Bluttat in Texas

Vater erschießt Tochter nach Streit über Trump

Ausland
11.02.2026 14:53
Porträt von krone.at
Von krone.at

Ein Familienbesuch hat im US-Bundesstaat Texas ein tödliches Ende gefunden: Die Britin Lucy Harrison hatte kurz vor ihrer Abreise einen Streit mit ihrem Vater, bei dem es um US-Präsident Donald Trump wegen seiner Verurteilung wegen sexuellen Missbrauchs ging. Wenig später wurde die 23-Jährige von dem Texaner erschossen – dieser behauptet, dass es ein Unfall gewesen sei.

Lucys Vater, Kris Harrison, war in die USA ausgewandert, als sie noch ein Kind war. Die 23-Jährige besuchte ihn im Jänner 2025 in seiner neuen Heimat – eine Entscheidung mit fatalen Konsequenzen. 

Denn die Britin und der glühende Trump-Unterstützer gerieten in einen heftigen Streit: Hintergrund waren die Vorwürfe des sexuellen Missbrauchs gegen den US-Präsidenten, wegen der der der Republikaner auch verurteilt wurde. Wie ihr Freund, der die junge Frau in die USA begleitet hatte, berichtete, habe sie ihren Vater gefragt: „Wie würdest du dich fühlen, wenn ich das Mädchen in dieser Situation wäre und sexuell angegriffen worden wäre?“

In diesem Beitrag ist ein Foto von Lucy und Kris Harrison zu sehen: 

Vater erklärte, er habe noch andere Töchter
Doch den Vater schien diese Argumentation nicht zu berühren: Er erklärte, dass er noch zwei weitere Töchter habe, die bei ihm lebten, sodass ihn das daher nicht so sehr aufregen würde. Diese Antwort machte Lucy wohl wütend und sie stürmte ins obere Stockwerk.

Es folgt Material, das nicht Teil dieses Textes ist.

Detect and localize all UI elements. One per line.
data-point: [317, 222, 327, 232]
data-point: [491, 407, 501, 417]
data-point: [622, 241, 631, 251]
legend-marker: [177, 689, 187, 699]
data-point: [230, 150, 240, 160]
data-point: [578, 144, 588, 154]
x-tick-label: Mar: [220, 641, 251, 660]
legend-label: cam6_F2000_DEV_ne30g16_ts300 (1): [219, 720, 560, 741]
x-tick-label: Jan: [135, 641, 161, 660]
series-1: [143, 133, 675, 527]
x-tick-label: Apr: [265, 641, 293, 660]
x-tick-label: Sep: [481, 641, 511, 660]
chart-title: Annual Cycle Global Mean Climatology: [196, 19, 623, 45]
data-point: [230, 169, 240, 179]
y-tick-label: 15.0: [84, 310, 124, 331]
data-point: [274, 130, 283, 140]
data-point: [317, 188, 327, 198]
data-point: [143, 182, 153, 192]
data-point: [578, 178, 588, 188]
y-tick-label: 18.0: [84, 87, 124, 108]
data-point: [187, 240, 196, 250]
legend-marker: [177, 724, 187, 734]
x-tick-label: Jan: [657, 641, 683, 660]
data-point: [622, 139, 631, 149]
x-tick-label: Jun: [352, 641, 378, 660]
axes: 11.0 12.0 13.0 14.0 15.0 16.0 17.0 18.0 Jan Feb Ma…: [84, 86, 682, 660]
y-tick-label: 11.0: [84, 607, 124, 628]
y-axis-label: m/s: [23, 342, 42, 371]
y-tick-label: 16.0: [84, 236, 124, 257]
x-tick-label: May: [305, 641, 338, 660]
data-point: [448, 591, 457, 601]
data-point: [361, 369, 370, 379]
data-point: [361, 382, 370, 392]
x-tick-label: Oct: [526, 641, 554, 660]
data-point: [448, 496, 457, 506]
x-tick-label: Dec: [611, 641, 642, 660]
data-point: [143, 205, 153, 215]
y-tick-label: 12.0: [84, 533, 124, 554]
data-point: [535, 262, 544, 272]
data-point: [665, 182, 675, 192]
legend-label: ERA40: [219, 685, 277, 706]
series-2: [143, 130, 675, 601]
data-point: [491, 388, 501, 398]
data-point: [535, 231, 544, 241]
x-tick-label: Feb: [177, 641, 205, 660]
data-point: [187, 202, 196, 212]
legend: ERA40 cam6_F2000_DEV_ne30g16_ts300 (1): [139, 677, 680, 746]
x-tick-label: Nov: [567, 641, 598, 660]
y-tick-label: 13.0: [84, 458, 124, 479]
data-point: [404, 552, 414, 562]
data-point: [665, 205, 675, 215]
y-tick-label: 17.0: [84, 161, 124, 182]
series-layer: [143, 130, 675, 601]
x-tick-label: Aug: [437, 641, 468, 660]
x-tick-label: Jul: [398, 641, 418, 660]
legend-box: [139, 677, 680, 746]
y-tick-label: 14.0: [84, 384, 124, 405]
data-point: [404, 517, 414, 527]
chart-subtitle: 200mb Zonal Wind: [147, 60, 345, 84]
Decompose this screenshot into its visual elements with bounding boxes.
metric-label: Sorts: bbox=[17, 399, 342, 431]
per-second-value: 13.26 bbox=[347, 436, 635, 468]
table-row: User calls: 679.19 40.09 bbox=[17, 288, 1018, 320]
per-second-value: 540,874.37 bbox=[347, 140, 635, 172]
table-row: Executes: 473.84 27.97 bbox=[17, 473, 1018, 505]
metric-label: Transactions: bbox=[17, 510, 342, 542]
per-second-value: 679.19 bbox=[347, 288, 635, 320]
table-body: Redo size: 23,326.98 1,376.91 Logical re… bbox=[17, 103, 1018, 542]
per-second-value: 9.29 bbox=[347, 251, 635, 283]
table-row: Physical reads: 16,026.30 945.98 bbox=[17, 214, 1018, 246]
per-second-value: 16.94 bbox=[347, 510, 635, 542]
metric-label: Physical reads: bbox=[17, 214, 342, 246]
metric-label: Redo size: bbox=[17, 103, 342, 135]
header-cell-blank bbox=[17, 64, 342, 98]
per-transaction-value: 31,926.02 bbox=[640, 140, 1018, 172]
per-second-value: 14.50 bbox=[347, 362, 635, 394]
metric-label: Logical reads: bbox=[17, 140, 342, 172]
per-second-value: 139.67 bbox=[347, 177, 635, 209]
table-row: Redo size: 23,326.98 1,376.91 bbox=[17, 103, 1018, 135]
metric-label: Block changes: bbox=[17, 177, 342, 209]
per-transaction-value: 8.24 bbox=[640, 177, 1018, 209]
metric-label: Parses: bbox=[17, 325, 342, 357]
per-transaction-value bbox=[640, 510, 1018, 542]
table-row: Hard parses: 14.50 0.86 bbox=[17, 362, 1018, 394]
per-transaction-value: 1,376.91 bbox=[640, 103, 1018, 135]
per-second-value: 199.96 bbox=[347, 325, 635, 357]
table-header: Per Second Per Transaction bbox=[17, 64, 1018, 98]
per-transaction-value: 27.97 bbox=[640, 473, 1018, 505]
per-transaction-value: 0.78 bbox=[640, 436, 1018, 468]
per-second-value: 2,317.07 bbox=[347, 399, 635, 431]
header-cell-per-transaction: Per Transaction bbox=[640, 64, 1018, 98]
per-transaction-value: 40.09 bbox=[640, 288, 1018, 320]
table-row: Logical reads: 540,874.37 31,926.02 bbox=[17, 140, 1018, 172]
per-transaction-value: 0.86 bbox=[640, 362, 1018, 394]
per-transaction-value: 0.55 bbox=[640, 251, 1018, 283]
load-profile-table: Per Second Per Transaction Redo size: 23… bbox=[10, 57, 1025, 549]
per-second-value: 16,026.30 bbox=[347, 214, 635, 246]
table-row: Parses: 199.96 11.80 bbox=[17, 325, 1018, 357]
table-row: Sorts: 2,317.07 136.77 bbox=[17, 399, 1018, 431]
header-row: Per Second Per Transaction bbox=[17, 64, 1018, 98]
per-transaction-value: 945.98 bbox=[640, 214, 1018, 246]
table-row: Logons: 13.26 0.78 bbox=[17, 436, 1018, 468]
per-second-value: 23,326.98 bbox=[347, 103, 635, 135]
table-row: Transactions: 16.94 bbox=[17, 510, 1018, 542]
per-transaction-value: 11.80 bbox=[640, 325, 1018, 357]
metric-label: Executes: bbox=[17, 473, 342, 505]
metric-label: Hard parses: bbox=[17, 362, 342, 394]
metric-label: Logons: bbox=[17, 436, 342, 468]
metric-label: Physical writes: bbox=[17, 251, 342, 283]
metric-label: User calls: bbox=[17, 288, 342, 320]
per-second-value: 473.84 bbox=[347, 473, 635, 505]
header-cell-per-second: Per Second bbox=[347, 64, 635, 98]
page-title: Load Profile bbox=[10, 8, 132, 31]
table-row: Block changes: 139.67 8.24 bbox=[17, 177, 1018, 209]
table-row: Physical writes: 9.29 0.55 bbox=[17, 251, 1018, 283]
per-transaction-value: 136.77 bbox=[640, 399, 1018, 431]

Nur eine halbe Stunde, bevor sie abreisen sollte, führte sie ihr Vater schließlich in sein Schlafzimmer. Nur 15 Sekunden später sei ein Schuss gefallen, wie Lucys Freund berichtete.

Die Polizei ermittelte daraufhin wegen des Verdachts des Totschlags – doch der Texaner kam ohne Strafverfahren davon. Er erklärte, dass er unter Alkoholproblemen litt und am Tag des tödlichen Schusses einen Rückfall erlitten habe. Er habe seiner Tochter nur die halbautomatische Glock-Pistole zeigen wollen, die er in seinem Nachttisch aufbewahrte, behauptete Harrison.

„Als ich die Pistole hob, um sie ihr zu zeigen, hörte ich plötzlich einen lauten Knall. Ich verstand nicht, was vorgefallen war. Lucy fiel sofort zu Boden“, schilderte er den Vorfall. Er könne sich nicht erinnern, dass sein Finger überhaupt am Abzug war. Eine Polizistin, die nach dem Vorfall im Haus in Prosper in der Nähe von Dallas ermittelte, erklärte, dass der Atem des Schützen nach der Tat nach Alkohol roch.

Bei einer gerichtlichen Untersuchung kam eine Grand Jury schließlich zu dem Schluss, dass die Beweislage nicht ausreichte, um jemanden in Zusammenhang mit dem Tod der Britin anzuklagen. Harrison war persönlich nicht vor Ort, ließ aber von seinen Anwälten eine Erklärung vorlesen. „Ich kann das Geschehene nicht ungeschehen machen, aber ich kann Lucy ehren, indem ich der bestmögliche Vater für ihre Schwestern bin und ihr Andenken in allem, was wir tun, weitertrage“, erklärte der Texaner darin.